For the third race in a row, New Jersey-based Joe Bravo gets the mount on Big Blue Kitten.

“Both times he’s ridden him, he’s given me excellent feedback on the horse, that he likes the horse, he’s confident in his ability in top races like the United Nations,” Brown said. “He’s so fond of the horse, and I love that. And he learned things about where to place him in races. After the first time he rode this horse, he said, let me ride back on him, and he really worked at it.”

Boisterous is 5-2 off his Man o’ War win, and trainer Shug McGaughey said the mile and a half shouldn’t be a problem.

The other option was to run in today’s mile-and-a-quarter Arlington Million, but stablemate Point of Entry had been aimed at that race before getting injured, and anyway, Boisterous finished ninth to Little Mike there last year, the only time he’s been off the board in the last 10 starts.

“He didn’t run any good over there, and I never could have a reason why,” McGaughey said. “We kind of felt like the mile and a half might be better for him than a mile and a quarter.
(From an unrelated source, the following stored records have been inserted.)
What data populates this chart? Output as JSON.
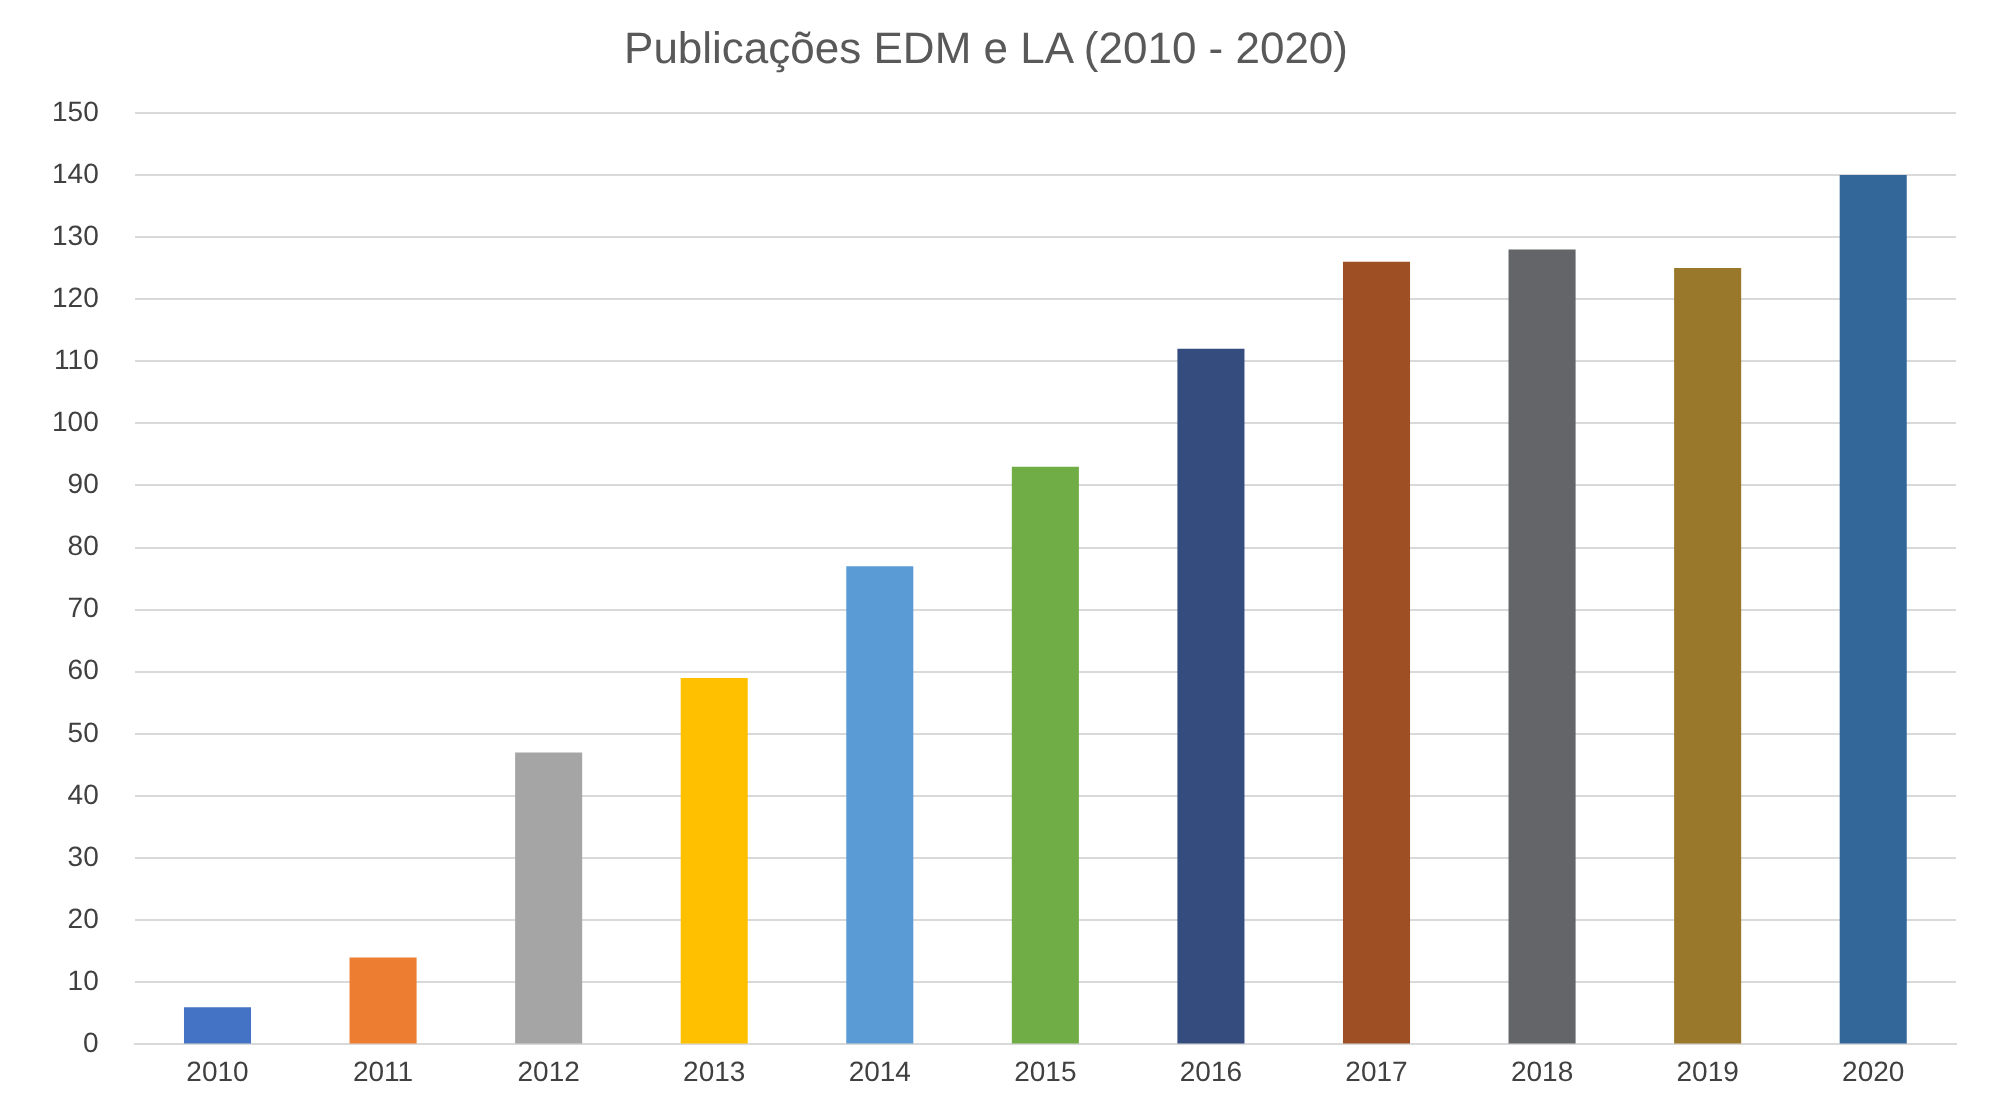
{
  "chart_data": {
    "type": "bar",
    "title": "Publicações EDM e LA (2010 - 2020)",
    "categories": [
      "2010",
      "2011",
      "2012",
      "2013",
      "2014",
      "2015",
      "2016",
      "2017",
      "2018",
      "2019",
      "2020"
    ],
    "values": [
      6,
      14,
      47,
      59,
      77,
      93,
      112,
      126,
      128,
      125,
      140
    ],
    "colors": [
      "#4472c4",
      "#ed7d31",
      "#a5a5a5",
      "#ffc000",
      "#5b9bd5",
      "#70ad47",
      "#344d7e",
      "#9e4f24",
      "#636569",
      "#99772b",
      "#336699"
    ],
    "ylim": [
      0,
      150
    ],
    "yticks": [
      0,
      10,
      20,
      30,
      40,
      50,
      60,
      70,
      80,
      90,
      100,
      110,
      120,
      130,
      140,
      150
    ],
    "grid": "y",
    "legend": false
  }
}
We’re here, we didn’t have to ship him. Johnny [Velazquez] was going to be here, and we wanted him to be able to ride him. So that’s what went into it.

“Just from talking to Johnny, he felt like he’s settling so well now that in a mile and a quarter, he might have to quicken a little bit than he can, and felt that, as well as he’s settling now, running a mile and a half, he can probably guide him a little better.”
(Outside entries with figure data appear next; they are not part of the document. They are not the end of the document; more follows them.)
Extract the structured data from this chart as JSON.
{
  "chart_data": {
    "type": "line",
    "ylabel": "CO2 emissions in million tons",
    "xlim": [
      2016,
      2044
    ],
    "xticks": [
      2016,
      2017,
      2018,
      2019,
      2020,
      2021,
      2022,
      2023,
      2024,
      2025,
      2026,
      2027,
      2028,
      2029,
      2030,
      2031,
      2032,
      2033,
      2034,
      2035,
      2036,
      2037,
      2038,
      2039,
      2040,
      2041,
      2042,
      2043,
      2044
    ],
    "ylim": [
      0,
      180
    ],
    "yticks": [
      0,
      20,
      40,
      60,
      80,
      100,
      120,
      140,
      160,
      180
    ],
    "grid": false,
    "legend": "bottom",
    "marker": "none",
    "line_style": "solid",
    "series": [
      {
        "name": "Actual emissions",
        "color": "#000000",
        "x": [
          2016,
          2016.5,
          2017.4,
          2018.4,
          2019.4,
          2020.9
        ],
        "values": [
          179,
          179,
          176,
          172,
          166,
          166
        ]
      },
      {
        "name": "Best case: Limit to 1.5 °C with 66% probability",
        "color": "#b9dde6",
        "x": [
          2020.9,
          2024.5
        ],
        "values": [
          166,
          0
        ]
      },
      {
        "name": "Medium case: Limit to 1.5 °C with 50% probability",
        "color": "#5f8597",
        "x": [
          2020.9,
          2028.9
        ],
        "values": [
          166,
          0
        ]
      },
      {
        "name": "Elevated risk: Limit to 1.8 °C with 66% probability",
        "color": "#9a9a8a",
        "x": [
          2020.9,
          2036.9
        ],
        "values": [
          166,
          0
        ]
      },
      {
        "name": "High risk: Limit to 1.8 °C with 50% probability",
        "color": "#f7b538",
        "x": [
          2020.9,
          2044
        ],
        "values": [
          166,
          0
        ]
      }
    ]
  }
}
The field includes the world record holder at the distance, Twilight Eclipse, who ran 2:22.63 to win the Pan American by four lengths at Gulfstream Park on March 23.

“It was pretty impressive,” trainer Tom Albertrani said. “Just to see him win was impressive, but when they later announced that it was a track record, and then a minute later they announced it was a world record, it was pretty amazing. It was a pretty great accomplishment.

“There’s not a great deal of pace in the race. We’d probably be sitting pretty close to the pace no matter what, and it’ll just be in his own rhythm and Javier [Castellano] will just ride his own race. Boisterous and Chad’s horse are the two to beat.”

The field also includes the sturdy Optimizer, who will be racing for the 28th time since he broke his maiden first time out two years ago, including all three Triple Crown races last year.

“I think it’s a little bit farther than his best distance, but he’s such a hard-trying horse, he could come alive,” trainer D. Wayne Lukas said.